I have never experienced the dreaded roller wear in any of the dozen or so 60+ year old engines that I've been running since I was a kid, but I have replaced rollers on engines that were run many hours on store or train show layouts. With a little time and patience, I was able to make some custom radius turns and easements with Super O track to get away from the "toyish" look of 36" radius curves, and the strain they put on locomotives pulling more than a dozen cars.

During the late 90's - early 00's, Lionel made some diesel locomotives with larger than normal wheel flanges. I have a few of these, as this was around the time I started to get back into the hobby. These flanges would hit the "spikes" which hold the rails to the plasitc ties. In addition to the racket this made, I started seeing wear on the flanges and the "spikes." Also, these large flanged engines and the Super O turnouts made for some very annoying derailments and shorts.

I have replaced the Super O track on both my main lines with Gargraves flex and Ross switches. I only use Super O in my yards. I guess they'll end up on eBay soon. The biggest thing I miss about the Super O track is the clickety-clack of having 10" track segments.


----------



## Big Mike (Dec 2, 2011)

I wish I could buy some of this track now,I think Lionel should have kept making the super O, instead of fastrack,JMO

question : what switches did it use? ..............mike


----------



## BigAl56 (Dec 14, 2011)

Mike Spainer of the TCA is a huge supporter of Super O and hosts a discussion group on Yahoo for SO enthusiasts. 

One of the knocks against SO is that the narrow center rail would cut into and wear down the power rollers. However, it takes a lot of operating hours for this to happen and replacement rollers are readily available for most locomotives. The switches were always a problem. They were poorly designed and cause a lot of problems.

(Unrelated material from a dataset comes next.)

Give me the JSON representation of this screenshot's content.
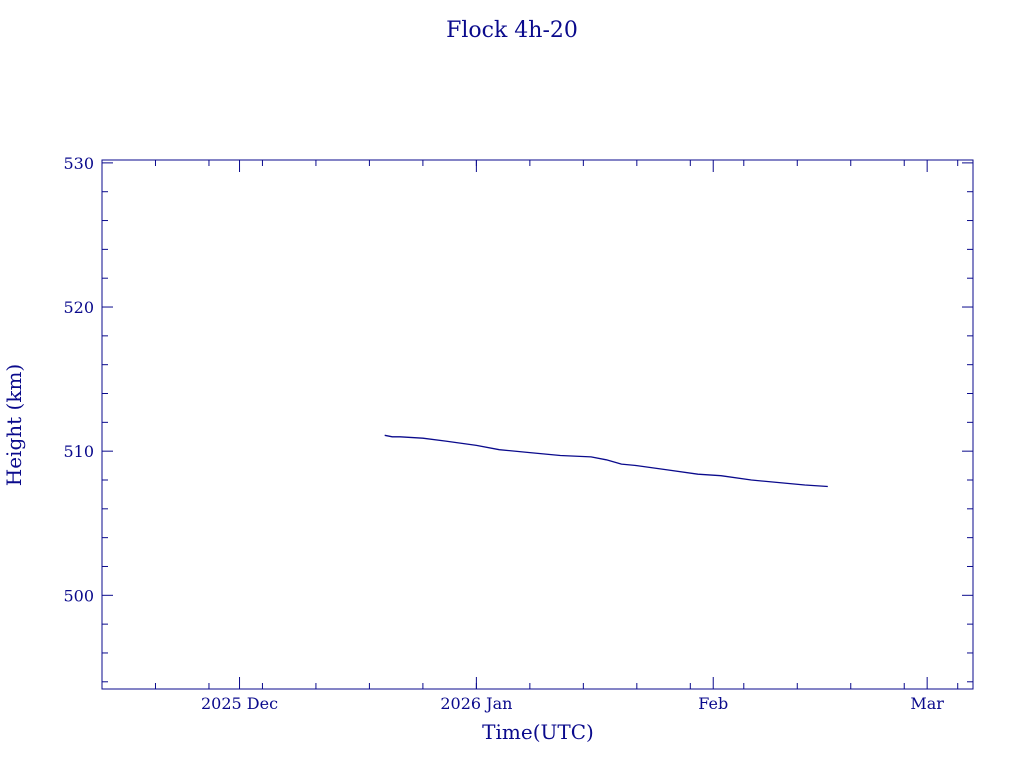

Still, there is a loyal following and if one wants to build a layout with SO track there are plenty of stocks out there to draw from.


----------



## T-Man (May 16, 2008)

My brother's set is Super O. Original owner. Maybe that is why I started collecting later in life. It's packed away maybe one day I get some pictures and add them to the track threads.


----------



## Big Ed (Jun 16, 2009)

T-Man said:


> My brother's set is Super O. Original owner. Maybe that is why I started collecting later in life. It's packed away maybe one day I get some pictures and add them to the track threads.



You could also hint to your Bro, that it would make a nice present to you.

No good packed away huh T.


----------



## T-Man (May 16, 2008)

One of these days I will get pictures. It is in good shape.


----------